XVIII. No caso, o benefício fiscal não carece de acto administrativo de mero reconhecimento. Ou seja, não é a AT que tem o poder para dizer o que cabe ou não no âmbito do benefício fiscal. Essa amplitude só pode dimanar da lei da AR, neste caso a Lei n.º 151/99, de 14.12, uma vez que o acto de reconhecimento tem sempre efeito meramente declarativo, porque o benefício é de reconhecimento oficioso.

XIX. Pelo que os mecanismos previstos na lei, neste caso no EBF, são de mero Controlo do benefício fiscal, mas nunca podem permitir não o reconhecer, tendo em conta o princípio da legalidade ínsito na CRP.

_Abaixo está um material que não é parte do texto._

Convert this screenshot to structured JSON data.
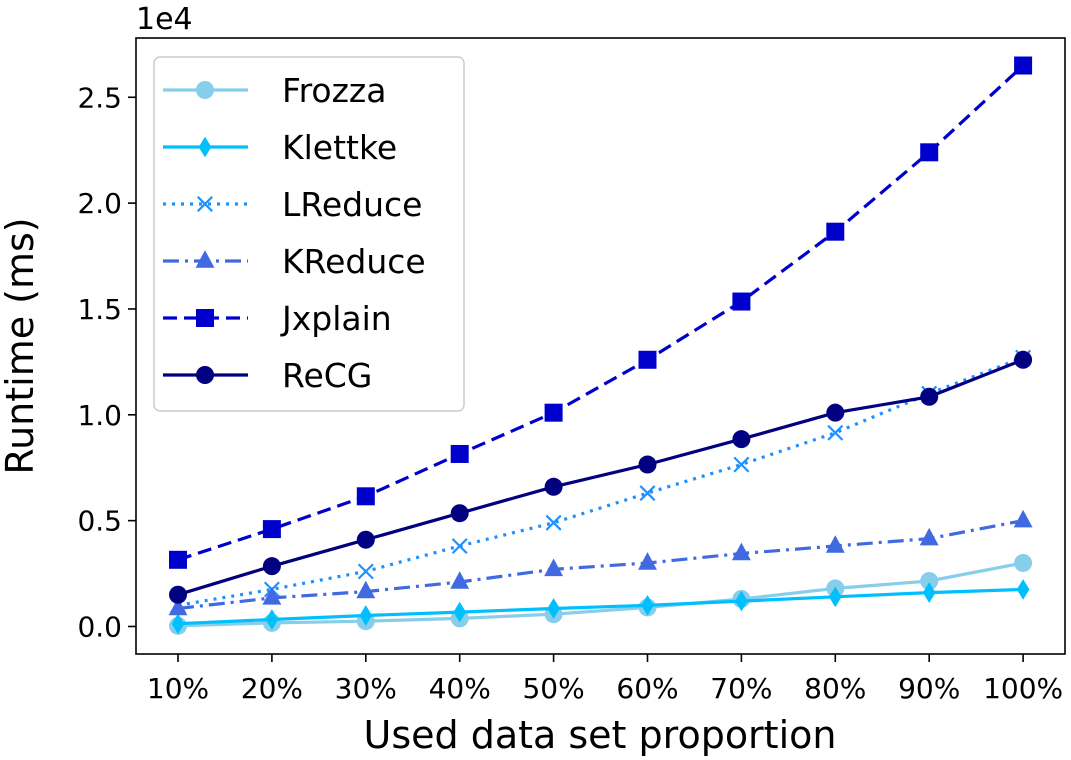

XX. Por outro lado haverá ainda que ter em conta que as normas sobre benefícios fiscais admitem interpretação extensiva (artigo 10.º do EBF).

XXI. Não confere com a realidade o argumento plasmado no douto aresto recorrido tem a ver com esta passagem: "Se o legislador tivesse pretendido relevar a afectação à utilidade pública dos rendimentos dos imóveis, o mais adequado seria isentar de imposto esses rendimentos em si mesmos e não a propriedade e posse desses bens".

XXII. Tal argumento não fará sentido ao nível dos rendimentos das PCUP, uma vez que estão isentas de IRC, como se infere da alínea c) do n.º 1 do artigo 10.º do CIRC e a recorrente tem um despacho publicado no DR que lhe confere esse benefício (que por isso é do domínio público).

XXIII. A interpretação da lei plasmada no aresto recorrido, ao invés do que refere, fere o que denomina de "coerência interna", pela razão de que existe uma norma idêntica - ou melhor, aparentemente mais restritiva - que é aplicada com a amplitude defendida pela recorrente.

XXIV. Em sede de IMT, a Administração Fiscal, considera que integra o conceito do destino, directo e imediato, de uma PCUP (como consta do parecer da própria AT, sancionado pelo SEAF, citado na PI) não só o facto de um prédio se destinar a instalações da entidade, mas também quando se destine a obter rendimentos para financiar a PCUP, aceitando a mera alegação da PCUP nesse sentido constante em acta do órgão de direcção.

XXV. Nesta linha de pensamento uniforme de aplicação de normas fiscais com redacções similares, a isenção de IMI deverá sempre ser considerada a estas entidades desde que: aleguem que o prédio se destina às suas instalações; aleguem que o prédio se destina a obter rendimentos, desde que estes sejam para financiar exclusivamente a PCUP de acordo com os estatutos.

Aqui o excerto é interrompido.